In any case, one of my pet peeves arises in the comments: the view that the primary purpose of argument is to persuade. This is a useless response to the problem Holbo himself is considering (as Holbo himself briefly notes in the comments), because what most typically persuades people is exactly what the students are doing, and this is probably partly why the students are doing it. If anything the problem is that students are shortcircuiting argument-building in favor of what they think has more effect. But more than that, it is simply false. There are legions of purposes that arguments in practice fulfill -- clarify points, state reasons, raise ideas or questions or problems, provide occasions for refutation, show that one has a possible answer to a refutation, show that there are alternative approaches, and so forth -- and most arguments simply don't persuade. What is more, persuasion is clearly an extrinsic feature of argument that depends less on the features of the argument than on the attitudes and assumptions of the people dealing with it; whether any given argument persuades will depend utterly on the context, so it is not and cannot be a stable feature of argument. It's not even clear that persuasion can be an end of argument at all, as opposed to an end (sometimes) of communicating an argument, which is a distinct matter.
This is not new. There is in philosophy a very old name for the view that the point of argument is to persuade; it's 'sophistry'. One of the old Platonic points is that if you take argument to be primarily for the purpose of persuading people to its conclusion, what you are really saying is that reasoning is primarily a way to impose one's will. Someone who has this view is taking their own reason to be merely an instrument for gaining power and manipulating people.

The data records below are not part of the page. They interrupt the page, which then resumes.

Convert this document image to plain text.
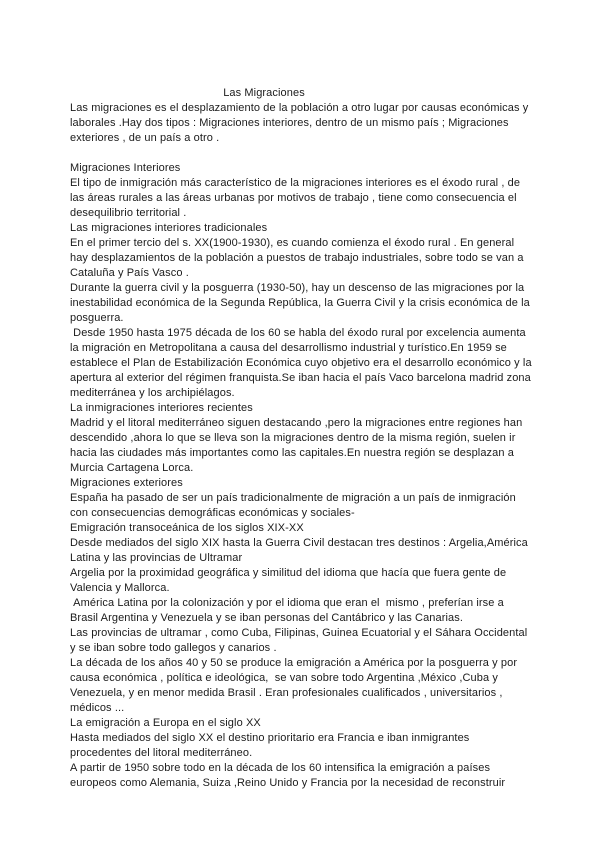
Las Migraciones

Las migraciones es el desplazamiento de la población a otro lugar por causas económicas y laborales .Hay dos tipos : Migraciones interiores, dentro de un mismo país ; Migraciones exteriores , de un país a otro .

Migraciones Interiores

El tipo de inmigración más característico de la migraciones interiores es el éxodo rural , de las áreas rurales a las áreas urbanas por motivos de trabajo , tiene como consecuencia el desequilibrio territorial .

Las migraciones interiores tradicionales

En el primer tercio del s. XX(1900-1930), es cuando comienza el éxodo rural . En general hay desplazamientos de la población a puestos de trabajo industriales, sobre todo se van a Cataluña y País Vasco .

Durante la guerra civil y la posguerra (1930-50), hay un descenso de las migraciones por la inestabilidad económica de la Segunda República, la Guerra Civil y la crisis económica de la posguerra.

Desde 1950 hasta 1975 década de los 60 se habla del éxodo rural por excelencia aumenta la migración en Metropolitana a causa del desarrollismo industrial y turístico.En 1959 se establece el Plan de Estabilización Económica cuyo objetivo era el desarrollo económico y la apertura al exterior del régimen franquista.Se iban hacia el país Vaco barcelona madrid zona mediterránea y los archipiélagos.

La inmigraciones interiores recientes

Madrid y el litoral mediterráneo siguen destacando ,pero la migraciones entre regiones han descendido ,ahora lo que se lleva son la migraciones dentro de la misma región, suelen ir hacia las ciudades más importantes como las capitales.En nuestra región se desplazan a Murcia Cartagena Lorca.

Migraciones exteriores

España ha pasado de ser un país tradicionalmente de migración a un país de inmigración con consecuencias demográficas económicas y sociales-

Emigración transoceánica de los siglos XIX-XX

Desde mediados del siglo XIX hasta la Guerra Civil destacan tres destinos : Argelia,América Latina y las provincias de Ultramar

Argelia por la proximidad geográfica y similitud del idioma que hacía que fuera gente de Valencia y Mallorca.

América Latina por la colonización y por el idioma que eran el  mismo , preferían irse a Brasil Argentina y Venezuela y se iban personas del Cantábrico y las Canarias.

Las provincias de ultramar , como Cuba, Filipinas, Guinea Ecuatorial y el Sáhara Occidental y se iban sobre todo gallegos y canarios .

La década de los años 40 y 50 se produce la emigración a América por la posguerra y por causa económica , política e ideológica,  se van sobre todo Argentina ,México ,Cuba y Venezuela, y en menor medida Brasil . Eran profesionales cualificados , universitarios , médicos ...

La emigración a Europa en el siglo XX

Hasta mediados del siglo XX el destino prioritario era Francia e iban inmigrantes procedentes del litoral mediterráneo.

A partir de 1950 sobre todo en la década de los 60 intensifica la emigración a países europeos como Alemania, Suiza ,Reino Unido y Francia por la necesidad de reconstruir
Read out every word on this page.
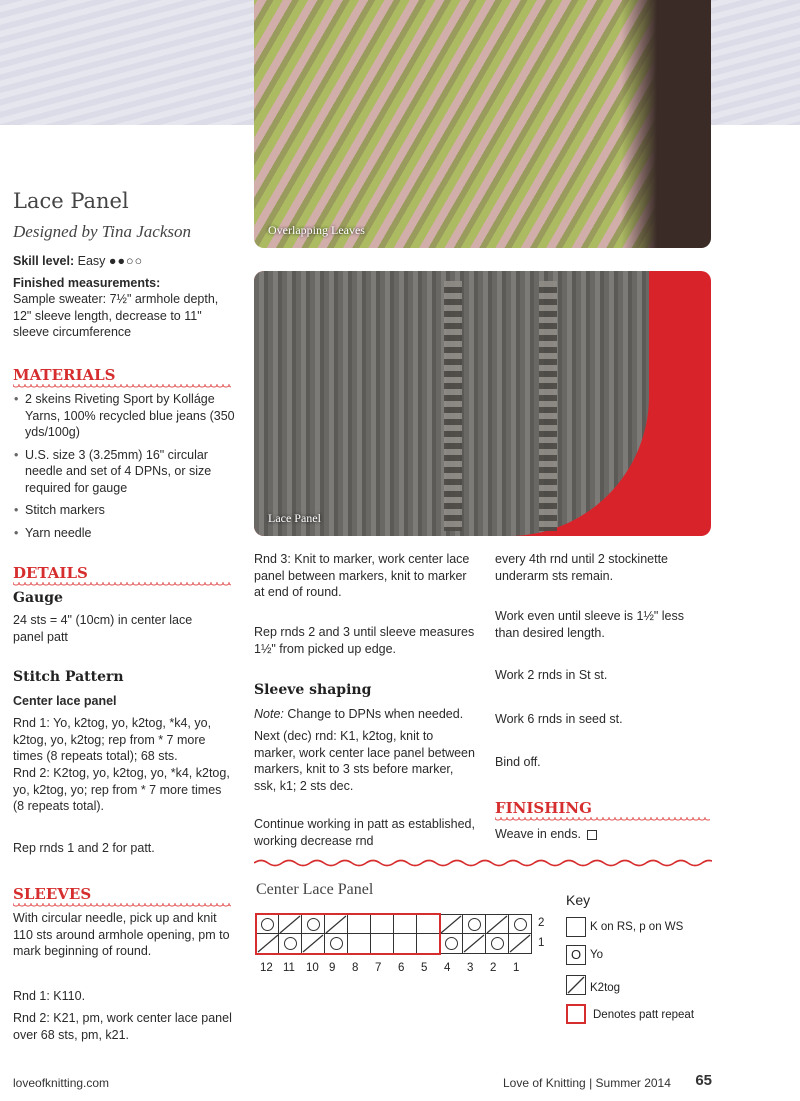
Overlapping Leaves
Lace Panel
Lace Panel
Designed by Tina Jackson
Skill level: Easy ●●○○
Finished measurements:
Sample sweater: 7½" armhole depth, 12" sleeve length, decrease to 11" sleeve circumference
MATERIALS
• 2 skeins Riveting Sport by Kolláge Yarns, 100% recycled blue jeans (350 yds/100g)
• U.S. size 3 (3.25mm) 16" circular needle and set of 4 DPNs, or size required for gauge
• Stitch markers
• Yarn needle
DETAILS
Gauge
24 sts = 4" (10cm) in center lace panel patt
Stitch Pattern
Center lace panel
Rnd 1: Yo, k2tog, yo, k2tog, *k4, yo, k2tog, yo, k2tog; rep from * 7 more times (8 repeats total); 68 sts.
Rnd 2: K2tog, yo, k2tog, yo, *k4, k2tog, yo, k2tog, yo; rep from * 7 more times (8 repeats total).
Rep rnds 1 and 2 for patt.
SLEEVES
With circular needle, pick up and knit 110 sts around armhole opening, pm to mark beginning of round.
Rnd 1: K110.
Rnd 2: K21, pm, work center lace panel over 68 sts, pm, k21.
Rnd 3: Knit to marker, work center lace panel between markers, knit to marker at end of round.
Rep rnds 2 and 3 until sleeve measures 1½" from picked up edge.
Sleeve shaping
Note: Change to DPNs when needed.
Next (dec) rnd: K1, k2tog, knit to marker, work center lace panel between markers, knit to 3 sts before marker, ssk, k1; 2 sts dec.
Continue working in patt as established, working decrease rnd
every 4th rnd until 2 stockinette underarm sts remain.
Work even until sleeve is 1½" less than desired length.
Work 2 rnds in St st.
Work 6 rnds in seed st.
Bind off.
FINISHING
Weave in ends.
Center Lace Panel
2
1
12 11 10 9 8 7 6 5 4 3 2 1
Key
K on RS, p on WS
O Yo
K2tog
Denotes patt repeat
loveofknitting.com	Love of Knitting | Summer 2014 65
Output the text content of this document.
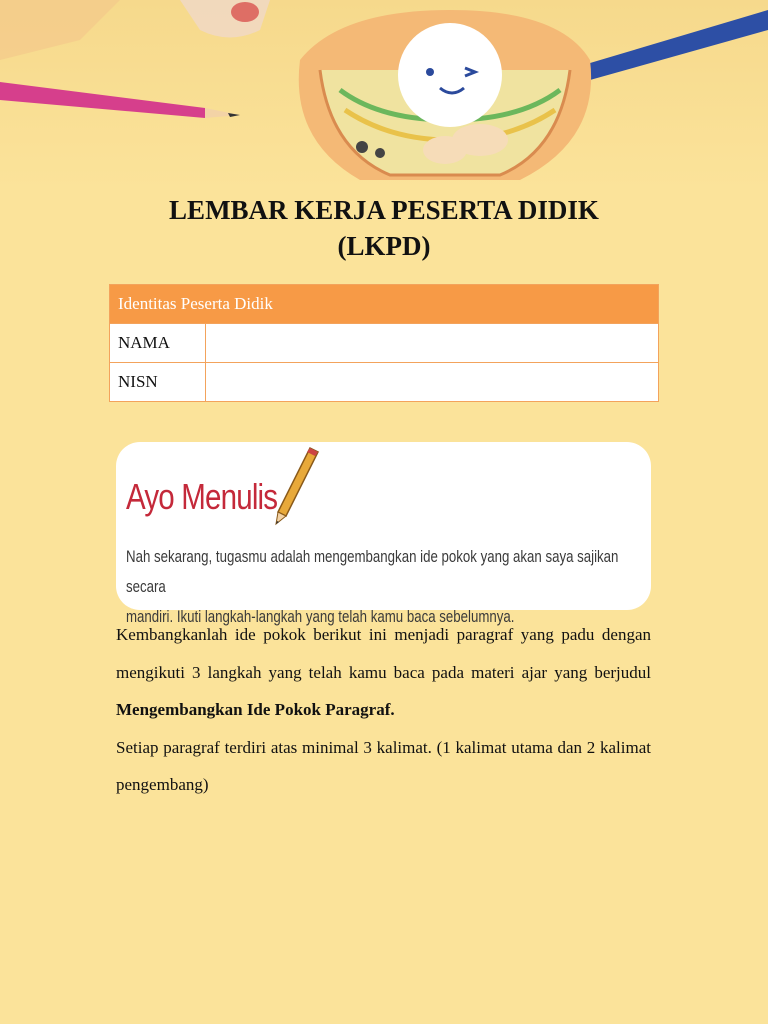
LEMBAR KERJA PESERTA DIDIK
(LKPD)
Identitas Peserta Didik	
NAMA	
NISN	
Ayo Menulis
Nah sekarang, tugasmu adalah mengembangkan ide pokok yang akan saya sajikan secara
mandiri. Ikuti langkah-langkah yang telah kamu baca sebelumnya.

Kembangkanlah ide pokok berikut ini menjadi paragraf yang padu dengan mengikuti 3 langkah yang telah kamu baca pada materi ajar yang berjudul Mengembangkan Ide Pokok Paragraf.

Setiap paragraf terdiri atas minimal 3 kalimat. (1 kalimat utama dan 2 kalimat pengembang)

In healthy argument, the ends of argument are many, and persuasion is at best merely one of them, or, perhaps, at best merely one of the reasons why you might put arguments forward to someone else.
It's not surprising that it's such a common view. As social creatures we are very invested in persuading people. Further, a lot of our vocabulary and first approximations for handling even technical features of arguments comes from experience in building cases in forensic contexts, where persuasion is certainly a goal. We are also naturally invested in our own reasoning capabilities, so I don't think we can rule out the motivation of liking the taste of victory that comes when someone else ends up having to agree with us because we outmaneuvered them. It is an experience that has considerable salience, making it easy to overlook much quieter purposes of argument.
But I think it is, in fact, one of the most dangerous possible views. It never fails to lead people astray.